哲学と生物学:人文、理学部のSTEAM教育試行(交差授業)について

久しぶりのブログの更新になります。

STEAM教育については、以前このブログでも少し触れたことがありますが、山口大学でも共通教育だけでなく、専門教育にもSTEAM教育を導入する方針になっています。各学部がいろいろな計画を立てていますが、人文学部は理学部と共同で、分野横断、文理融合型の教育交流ができないかと模索中です。

それで、今年度は試行的に人文学部と理学部の一つの授業で「交差授業」というものをやってみました。具体的には、私脇條の「西洋哲学特殊講義(哲学)」と理学部の山中学部長の「動物生理学」の授業を同じコマ(月曜1,2限)に開講し、一日だけ(12/12)教員が入れ替わる、という形で実施しました。

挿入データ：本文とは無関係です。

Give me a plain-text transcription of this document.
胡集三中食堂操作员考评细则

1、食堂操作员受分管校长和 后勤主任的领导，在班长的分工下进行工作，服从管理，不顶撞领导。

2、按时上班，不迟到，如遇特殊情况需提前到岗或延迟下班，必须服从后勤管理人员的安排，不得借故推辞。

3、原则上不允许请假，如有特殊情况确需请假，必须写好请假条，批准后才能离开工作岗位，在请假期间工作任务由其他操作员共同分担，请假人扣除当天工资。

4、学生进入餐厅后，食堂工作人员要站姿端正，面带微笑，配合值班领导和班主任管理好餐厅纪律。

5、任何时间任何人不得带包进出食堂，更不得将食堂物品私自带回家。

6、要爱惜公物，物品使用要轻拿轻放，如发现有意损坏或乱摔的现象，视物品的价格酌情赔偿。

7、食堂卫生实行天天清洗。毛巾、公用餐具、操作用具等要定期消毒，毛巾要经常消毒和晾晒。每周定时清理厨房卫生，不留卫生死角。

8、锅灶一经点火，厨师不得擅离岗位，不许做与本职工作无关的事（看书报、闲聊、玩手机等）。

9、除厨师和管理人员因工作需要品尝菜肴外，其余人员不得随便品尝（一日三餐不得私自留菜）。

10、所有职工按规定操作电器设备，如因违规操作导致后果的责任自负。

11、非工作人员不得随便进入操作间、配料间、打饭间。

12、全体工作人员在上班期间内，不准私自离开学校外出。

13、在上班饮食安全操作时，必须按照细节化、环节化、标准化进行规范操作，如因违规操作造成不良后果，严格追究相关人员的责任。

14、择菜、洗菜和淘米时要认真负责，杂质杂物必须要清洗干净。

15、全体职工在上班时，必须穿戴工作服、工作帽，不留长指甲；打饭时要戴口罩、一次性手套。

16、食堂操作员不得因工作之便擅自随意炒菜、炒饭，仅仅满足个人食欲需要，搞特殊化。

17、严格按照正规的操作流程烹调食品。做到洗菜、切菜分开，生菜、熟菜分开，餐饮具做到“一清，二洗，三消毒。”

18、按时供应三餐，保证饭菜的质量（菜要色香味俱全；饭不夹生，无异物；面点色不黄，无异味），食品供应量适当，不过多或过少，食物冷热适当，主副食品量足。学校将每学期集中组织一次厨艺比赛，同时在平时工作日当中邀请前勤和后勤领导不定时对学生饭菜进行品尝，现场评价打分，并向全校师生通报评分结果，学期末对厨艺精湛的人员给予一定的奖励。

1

テーマをできるだけ関連させるため、私の授業では「生物学の哲学」をとりあげて生物種について哲学的に考察しました。たとえば、「銅」というものは自然種で、自然種は宇宙のどこににあってもその種に属するものです。たとえば、遠い宇宙の惑星である金属が見つかって、その原子番号が29であればそれは間違いなく銅なのです。しかし、「ネコ」は生物種ですが、遠い惑星でネコと見分けがつかないような動物(宇宙ネコ)が見つかっても、それはネコなのでしょうか。宇宙ネコが地球のネコとは全く別に進化した(あるいは何らかの仕方で発生したり創造された)としたらどうでしょうか。受講生に意見を聞いても、「見分けがつかないなら、宇宙ネコもネコだ」という意見と「別に進化したんだから宇宙ネコはネコではない」という意見に分かれます。理学部での授業でもこのテーマを取り上げましたが、やはり学生の意見は分かれます。これは生物種が自然種なのか、それとも個別者(特定の発生系統の一部である)なのかという哲学的問題です。

哲学的な考察をする場合でも、「生物学の哲学」のような分野では、やはり専門の生物学者からの意見は不可欠です。今回の交差授業では、山中先生から生物学の研究を進めるために種の分類が果たしている役割についてお話をいただきました。人文学部の学生には非常に有益な機会になったと思います。

山中理学部長の授業

山中理学部長の授業

来年度も引き続き交差授業の試行を行います。今度は1,2回共同授業を実施することを検討しています。